Wednesday, 23 March 2011

Macaroni winning.

Macaroni cheese divides opinion. It does. A dish with so much potential for variation that can absolutely delicious or truly awful.

My university halls only had basic kitchens. Fridge, kettle and microwave. One day I decided to buy a tin of Heinz Macaroni Cheese. I remember unpleasantly soft pasta, a slightly powdery sauce and a taste like 1980s pre-grated Parmesan. Vom. I covered the bowl with a tea towel, put it in the corner of my room and my best friend had to remove it for me. Bleurgh.


It doesn't have to be like this. Neither should it be bland, stodgy or dull.

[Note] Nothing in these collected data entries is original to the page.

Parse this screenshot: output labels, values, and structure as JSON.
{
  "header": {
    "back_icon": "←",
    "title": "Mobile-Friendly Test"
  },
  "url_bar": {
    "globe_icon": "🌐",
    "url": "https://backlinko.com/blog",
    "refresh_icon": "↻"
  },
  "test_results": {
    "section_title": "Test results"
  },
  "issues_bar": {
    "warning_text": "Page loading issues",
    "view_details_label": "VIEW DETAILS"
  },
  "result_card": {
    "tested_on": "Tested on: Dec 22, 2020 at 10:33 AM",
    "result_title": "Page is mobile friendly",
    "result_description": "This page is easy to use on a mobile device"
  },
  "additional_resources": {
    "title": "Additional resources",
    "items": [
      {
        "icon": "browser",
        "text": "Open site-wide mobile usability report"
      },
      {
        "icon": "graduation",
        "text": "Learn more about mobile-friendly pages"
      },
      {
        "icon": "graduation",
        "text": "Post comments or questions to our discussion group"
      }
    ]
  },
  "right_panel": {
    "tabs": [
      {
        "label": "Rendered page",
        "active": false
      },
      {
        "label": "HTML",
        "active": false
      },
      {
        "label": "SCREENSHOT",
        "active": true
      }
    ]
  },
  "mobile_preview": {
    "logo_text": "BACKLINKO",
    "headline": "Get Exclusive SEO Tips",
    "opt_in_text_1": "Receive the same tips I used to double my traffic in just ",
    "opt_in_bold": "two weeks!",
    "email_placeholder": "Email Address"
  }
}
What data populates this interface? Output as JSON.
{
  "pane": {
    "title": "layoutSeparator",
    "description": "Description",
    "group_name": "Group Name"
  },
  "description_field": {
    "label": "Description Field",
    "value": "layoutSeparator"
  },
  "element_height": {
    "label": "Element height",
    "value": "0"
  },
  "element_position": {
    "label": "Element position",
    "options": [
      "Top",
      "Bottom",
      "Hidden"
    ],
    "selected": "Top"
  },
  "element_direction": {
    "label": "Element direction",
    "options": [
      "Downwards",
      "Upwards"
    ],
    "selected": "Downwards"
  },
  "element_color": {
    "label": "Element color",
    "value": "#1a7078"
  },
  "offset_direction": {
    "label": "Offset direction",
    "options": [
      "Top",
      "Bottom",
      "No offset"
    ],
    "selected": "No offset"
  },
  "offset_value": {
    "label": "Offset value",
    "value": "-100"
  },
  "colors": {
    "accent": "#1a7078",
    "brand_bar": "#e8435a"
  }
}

Cook the macaroni in salted water until just done. There should still be a little bite. Make a white sauce like you would for a cauliflower cheese. I added strong grated cheese, a finely chopped garlic clove, grated nutmeg, mushroom ketchup for spice and seasoned with lots of black pepper and a little salt to taste.

Remember a white sauce is just a base so experiment. Add cooked onions, mustard (grainy, strong etc), bacon, ham, chorizo, different types of cheese, a little cream or mascarpone for richness, mushrooms, spring onions or try using different spices and herbs. Taste it as you go.

All you need to do then is pour the sauce over the macaroni, top as desired (cheese, breadcrumbs etc) and grill or bake until crispy.

A whole world away from the Heinz of the early noughties.